Lorsque le Québécois J.-Armand Bombardier mit au point une machine capable de transporter douze soldats à l'abri du froid et sur tous les terrains durant la Seconde Guerre mondiale, il ne pouvait savoir que son invention faciliterait l'éducation de milliers d'écoliers dans les provinces de l'Ouest. Au printemps et à l'automne, le ramassage scolaire s'effectuait en autobus, mais la neige épaisse durant l'hiver et la boue glissante durant le dégel interdisaient le passage. On avait alors recours à un étrange véhicule de deux mètres de hauteur et de trois mètres et demi de longueur, laid et inconfortable à souhait, bruyant de surcroît, muni de deux larges skis à l'avant et de quatre paires de roues arrières ceintes d'une courroie articulée, elle-même entraînée par deux roues dentées. Il avait reçu le nom de son inventeur, Bombardier, que les Anglais massacraient allègrement en un «bomb-ba-deer» guère euphonique. Propulsé par un moteur à six cylindres, l'engin ne servait pas seulement au transport scolaire; plusieurs particuliers et de nombreuses compagnies comptaient sur son agilité pour assurer la liaison entre les villes et les villages d'une région. À Saint-Front, par exemple, un bombardier servit fidèlement le village pendant plusieurs années à partir de 1948. Dans l'album historique de la paroisse, «il» livre ses souvenirs:

«Je suis arrivé dans le district en 1948, tout droit de l'atelier Bombardier; mes patrons étaient Louis LeStrat, Laurent Plamondon et P.-H. Proulx. Je transportais deux fois la semaine le courrier de Sa Majesté entre Saint-Front et Archerwill, faisant escale en chemin à Dahlton et au lac Barrière. Mon conducteur ramassait en passant les bidons de crème et les passagers. Une fois, au printemps, les chemins étaient si mauvais que je dus zigzaguer entre champs et fossés de chaque côté, de telle sorte qu'à l'arrivée à Archerwill, le manteau de ma passagère était tout taché de crème. Le maître de poste n'était guère content lui non plus, car son précieux courrier avait été copieusement aspergé de liquide blanc!

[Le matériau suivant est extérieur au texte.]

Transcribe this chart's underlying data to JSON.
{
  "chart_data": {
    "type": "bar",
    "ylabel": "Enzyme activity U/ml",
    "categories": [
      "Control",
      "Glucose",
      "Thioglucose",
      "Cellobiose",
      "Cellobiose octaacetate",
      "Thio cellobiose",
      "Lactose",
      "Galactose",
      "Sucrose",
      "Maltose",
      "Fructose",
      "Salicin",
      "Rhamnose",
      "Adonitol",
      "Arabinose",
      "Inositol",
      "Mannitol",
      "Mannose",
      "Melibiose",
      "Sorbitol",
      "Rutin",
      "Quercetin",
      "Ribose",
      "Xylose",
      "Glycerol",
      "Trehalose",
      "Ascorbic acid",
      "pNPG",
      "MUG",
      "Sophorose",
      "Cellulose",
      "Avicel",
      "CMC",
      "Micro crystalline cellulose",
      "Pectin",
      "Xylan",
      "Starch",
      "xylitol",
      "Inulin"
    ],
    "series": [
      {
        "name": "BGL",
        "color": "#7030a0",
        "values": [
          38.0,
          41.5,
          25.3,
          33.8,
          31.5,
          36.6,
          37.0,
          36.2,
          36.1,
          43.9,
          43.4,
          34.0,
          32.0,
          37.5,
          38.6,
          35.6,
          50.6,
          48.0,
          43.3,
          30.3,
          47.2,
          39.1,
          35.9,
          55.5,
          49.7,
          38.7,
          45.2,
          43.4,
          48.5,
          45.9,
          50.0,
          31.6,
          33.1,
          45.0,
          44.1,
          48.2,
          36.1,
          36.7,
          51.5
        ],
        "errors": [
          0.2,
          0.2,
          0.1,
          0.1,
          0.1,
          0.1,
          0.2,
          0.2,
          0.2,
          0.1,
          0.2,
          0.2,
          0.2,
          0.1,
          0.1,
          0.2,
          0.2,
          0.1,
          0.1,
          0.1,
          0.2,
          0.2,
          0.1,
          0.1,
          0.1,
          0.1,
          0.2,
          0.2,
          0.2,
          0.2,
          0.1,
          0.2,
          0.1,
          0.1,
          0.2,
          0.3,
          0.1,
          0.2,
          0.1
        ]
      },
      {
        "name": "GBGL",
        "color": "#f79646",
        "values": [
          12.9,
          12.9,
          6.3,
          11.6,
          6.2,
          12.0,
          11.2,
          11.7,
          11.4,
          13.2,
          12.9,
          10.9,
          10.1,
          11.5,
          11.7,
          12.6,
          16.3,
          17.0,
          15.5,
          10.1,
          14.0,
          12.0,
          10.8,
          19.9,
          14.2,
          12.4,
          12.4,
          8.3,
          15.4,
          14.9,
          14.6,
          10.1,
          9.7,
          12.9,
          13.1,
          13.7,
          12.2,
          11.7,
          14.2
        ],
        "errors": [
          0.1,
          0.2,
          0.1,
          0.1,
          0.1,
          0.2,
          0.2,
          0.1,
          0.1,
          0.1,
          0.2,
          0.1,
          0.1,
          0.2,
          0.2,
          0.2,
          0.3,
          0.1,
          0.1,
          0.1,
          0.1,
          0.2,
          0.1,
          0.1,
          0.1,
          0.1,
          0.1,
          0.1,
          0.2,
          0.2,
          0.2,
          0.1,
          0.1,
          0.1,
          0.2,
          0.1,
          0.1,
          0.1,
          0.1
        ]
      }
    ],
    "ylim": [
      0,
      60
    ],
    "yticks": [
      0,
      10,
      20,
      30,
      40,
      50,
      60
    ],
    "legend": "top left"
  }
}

«Un de mes patrons eut un jour la brillante idée d'atteler un grand traîneau auquel il avait fixé une boîte, afin que je puisse transporter plus de marchandises. On y faisait même monter des cochons! Une autre fois, une vingtaine de jeunes gens en route pour une partie de hockey à Naicam s'entassèrent à bord. Mais arrivé à Spalding, d'autres voulaient les accompagner. On a alors attaché une cabouze à l'arrière. Celle-ci dansait follement sur le chemin, tous ses occupants victimes du mal de mer. Ils se promirent bien de ne pas tenter l'expérience une seconde fois...

«Mais je m'essouflais à tirer des charges aussi lourdes et il fallut bientôt me donner une «greffe de moteur». Durant mon séjour à Saint-Front, j'ai aussi eu besoin de quatre jeux de chenilles. Quelques années après mon arrivée, Laurent Plamondon a racheté les parts de ses deux associés, de telle sorte que je lui appartenais en propre. J'ai fait de nombreux voyages à Rose Valley, à Spalding, à Naicam, à Archerwill et même à Quill Lake, jusqu'à trois par semaine.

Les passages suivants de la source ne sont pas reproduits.